Many people in the market expected things to change dramatically after the Modi-led National Democratic Alliance government took office. In fact, the momentum in the market started building long before the first vote was counted on 16 May 2014. As a result, the benchmark indices gained about 30% in 2014, making it the best year for Indian equities since 2009. But in 2015, investor confidence seems to be dissipating, at least in some sections. Markets have fallen in recent days; the year-to-date gains for Nifty is almost nil. This is bound to make some investors nervous, especially those who came in late, and with hopes of making quick money.
However, the basic issue is that companies’ earnings haven’t matched the expectations of investors and analysts. The quarterly result announcements for the three months to March have so far been disappointing. An analysis published by this paper showed that the aggregate net profit of 101 companies that have declared their numbers fell by 9.23%, their worst performance since December 2012 (see: Fourth quarter results paint a grim picture, 27 April).
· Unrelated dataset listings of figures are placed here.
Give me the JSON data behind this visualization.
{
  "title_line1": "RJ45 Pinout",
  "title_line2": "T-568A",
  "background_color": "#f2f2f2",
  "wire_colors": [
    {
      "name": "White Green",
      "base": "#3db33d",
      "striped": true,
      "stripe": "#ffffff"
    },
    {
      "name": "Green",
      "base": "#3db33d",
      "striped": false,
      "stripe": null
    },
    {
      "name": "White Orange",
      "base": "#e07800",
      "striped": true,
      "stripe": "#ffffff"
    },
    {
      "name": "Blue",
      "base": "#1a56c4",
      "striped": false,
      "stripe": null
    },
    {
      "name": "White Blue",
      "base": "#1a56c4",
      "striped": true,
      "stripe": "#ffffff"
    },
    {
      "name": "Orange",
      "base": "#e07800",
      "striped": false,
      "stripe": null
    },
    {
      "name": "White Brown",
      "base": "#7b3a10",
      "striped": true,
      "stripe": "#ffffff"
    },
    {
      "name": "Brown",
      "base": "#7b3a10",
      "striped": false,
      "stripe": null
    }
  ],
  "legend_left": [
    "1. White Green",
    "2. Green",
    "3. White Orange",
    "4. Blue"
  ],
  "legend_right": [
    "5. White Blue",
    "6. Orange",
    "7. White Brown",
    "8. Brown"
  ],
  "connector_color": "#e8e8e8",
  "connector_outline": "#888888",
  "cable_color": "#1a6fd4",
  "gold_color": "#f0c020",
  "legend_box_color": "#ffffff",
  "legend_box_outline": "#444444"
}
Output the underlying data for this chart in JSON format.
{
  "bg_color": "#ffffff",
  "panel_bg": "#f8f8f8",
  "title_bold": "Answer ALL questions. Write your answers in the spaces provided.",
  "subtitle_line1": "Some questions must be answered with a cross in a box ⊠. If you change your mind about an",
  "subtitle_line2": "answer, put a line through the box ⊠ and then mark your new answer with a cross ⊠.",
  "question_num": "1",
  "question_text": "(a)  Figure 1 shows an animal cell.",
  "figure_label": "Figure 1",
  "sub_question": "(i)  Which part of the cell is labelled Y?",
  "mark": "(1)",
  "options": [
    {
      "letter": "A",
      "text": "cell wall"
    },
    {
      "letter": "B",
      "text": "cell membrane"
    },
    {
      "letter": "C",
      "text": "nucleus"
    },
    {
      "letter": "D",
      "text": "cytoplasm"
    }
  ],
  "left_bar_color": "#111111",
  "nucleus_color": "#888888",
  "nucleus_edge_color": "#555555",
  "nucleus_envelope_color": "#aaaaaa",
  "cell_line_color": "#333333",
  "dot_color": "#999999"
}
But this performance is not necessarily a consequence of what the government has done (or not done) since coming to office. For example, the uninspiring show by companies in the information technology business practically has nothing to do with how the government has performed over the past one year. The basic problem is that the turnaround in corporate profitability is taking more time than analysts had expected and, as a result, some investors are once again beginning to see other structural problems in the economy. “Even if Modi comes through, India’s bureaucracy is so entrenched, so powerful and so staggering. India does not have the education, infrastructure and work ethic that China does. India is a chaotic democracy—democracies can be extremely successful, but not chaotic democracies. In my view, India is not a terribly rational country. I would suspect more and more people in India will start to get impatient, and not just its youth who need jobs,” Rogers said in the above-mentioned interview. Clearly, these problems are not new, but if some investors expected these conditions to change in a year, they probably need to recalibrate their investment strategy.
Investors, overwhelmed by the Bharatiya Janata Party’s majority in 2014 election, had pushed stock prices and valuations in the expectation of big bang reforms and a possible cyclical upturn in company earnings. And both didn’t happen. On the economic reforms front, it is now clear that the government will move incrementally. In fact, the Economic Survey 2014-15 argued that big bang reforms normally happen in crisis situations. “Much of the cross-country evidence of the post-war years suggests that big bang reforms occur during or in the aftermath of major crises…. India today is not in crisis, and decision-making authority is vibrantly and frustratingly diffuse,” said the survey.
An incremental approach is not a bad thing, provided there is steady movement because in the end it all adds up. Investors can always argue that things could have been better, and they will not be entirely wrong, but it is also true that there has been progress on the policy front. In addition, lower oil and commodity prices have helped. But it appears that earnings revival will take longer than analysts have been anticipating. Crop damage due to recent unseasonal rains and the possibility of a poor monsoon can delay the process. This can also shift resources and government attention to the rural economy, which can affect market sentiment in the short run.
At a broader level, investors shouldn’t worry too much about the ongoing correction in the market as it will take out some froth and open up opportunities to buy good stocks at reasonable valuations. Seasoned investors, both domestic and foreign, would agree that India is a long-term story. Indian markets have satisfactorily rewarded long-term investors in the past and there aren’t sufficient reasons to believe that they won’t in the future.
In fact, conditions in 2014 weren’t as good as markets were portraying them to be and, perhaps, they are not as bad as some commentators are interpreting them to be this year.